Вы и вправду думаете, что я понимаю то, что именуется ответственностью за даты? Чёрта с два. Мне исполнилось пятьдесят. Я старый хрен. Я чувствую себя мальчиком. Я гляжу в старые издания и вижу на фотографиях лица сверстников или даже тех, кому тогда исполнилось куда меньше, чем мне сейчас, - на страницах все они выглядят древними стариками. Или, как у Гомера, по крайней мере, зрелыми мужами со значительными лицами. А я вот – мне пятьдесят, а чувствую я себя на двадцать три. Мне хочется схватить мир и притянуть небо к земле за гимнастические кольца, как Бене Крику. Я смотрю на пятидесятилетних женщин, моих сверстниц – и вижу в них четырнадцатилетних девочек. Они обвиняют меня – я оправдываюсь и краснею, как двенадцатилетний мальчик. Одиссей в двадцать восемь лет брал Трою. Максимум, на что я был способен в двадцать восемь лет – это взять две бутылки водки в рукопашном бою в толпе у прилавка винного магазина. Долговязый Джон Сильвер, когда он вышел в море на "Испаньоле" к Острову сокровищ, был всего на три года года старше меня ("мне пятьдесят три года, заметь…") . Могу предположить, что через три года у меня не будет ни сквернословящего Капитана Флинта на плече, ни чёрнокожей жены в постели. Тем более не будет рассказов на ночной палубе, воздетых дул пистолетов и фразы, с угрюмой усмешкой брошенной перед лицом смерти: "копайте, копайте, ребята – авось выкопаете два-три земляных ореха, составляющих, как известно, любимую пищу свиней".
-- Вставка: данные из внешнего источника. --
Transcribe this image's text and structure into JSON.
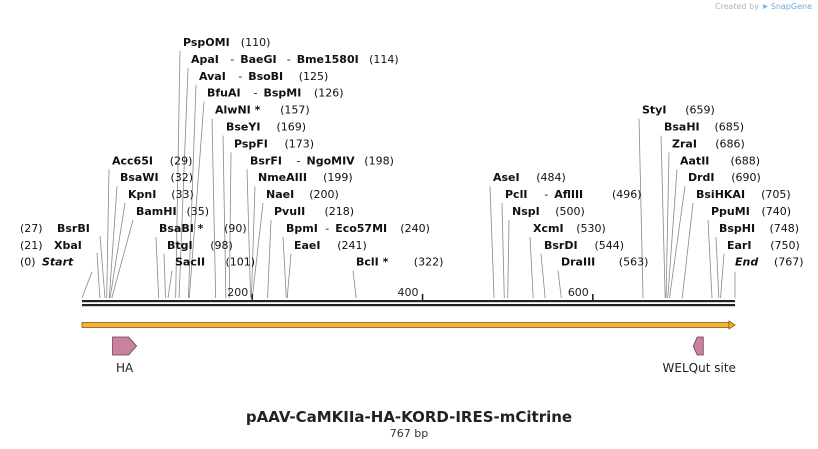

Ангел щёлкнул над губой и меня, и Джона Сильвера, и Беню Крика, и Уллиса, но лишь Высоцкому пришло в голову сформулирвать дату, при упоминании которой с него в момент слетал хмель, как будто ветерком подуло. У меня эта дата проскочила уже тринадцать лет назад. "На этом рубеже легли и Байрон, и Рембо, - а нынешние как-то проскочили". Возможно, все вышеназванные герои имели своё предназначение, которое осознавали. Водку пить, морды бить, баб любить, стихи писать. Стоя навытяжку перед безглазым Пью, я могу твердить, как заклинание, фразу о том, что скептицизм стал проклятием века – но в ответ законно рассчитываю получить лишь порцию свинца или гомерический хохот Берегового братства. Паллада, прикоснувшись волшебной палочкой к грязному плащу из козьей шкуры, превращает укутанного в него восьмидесятилетнего сгорбленного Агасфера в сорокалетнего свирепого мужика, в вернувшегося домой Лаэртида. "И горе будет ждать тебя дома". Я всё дивлюсь на Джулиана Ассанжа, – на пятом десятке у него лицо постаревшего подростка, ибо не ведает, что творит. Наверно, и у него, и у прочих – джентельменов удачи, воров в законе, алкашей поезда Москва – Петушки, Лёвы Задова, с которым шутить не надо, тёзок Аяксов, Патрокла и Ахиллеса, было своё предназначение.
"И, вы знаете, – я всё ищу его здесь, ищу, и всё никак не могу найти".
Лэхаим, бояре.
------------------
В поисках Предназначения вместе с поэтом Владимиром Хананом на свадьбе дочки прозаика Игоря Городецкого.
![](http://static.diary.ru/userdir/1/7/6/4/17649/thumb/75823069.jpg)
Председатель в поисках не участвует, ибо, написав стих и выпив семьсот граммов, своё Предназначение уже обнаружил.
![](http://static.diary.ru/userdir/1/7/6/4/17649/thumb/75823075.jpg)
-------------------
читать дальше
olgah, согласиться было бы нескромно, а возражать - значит проявить кокетство. : )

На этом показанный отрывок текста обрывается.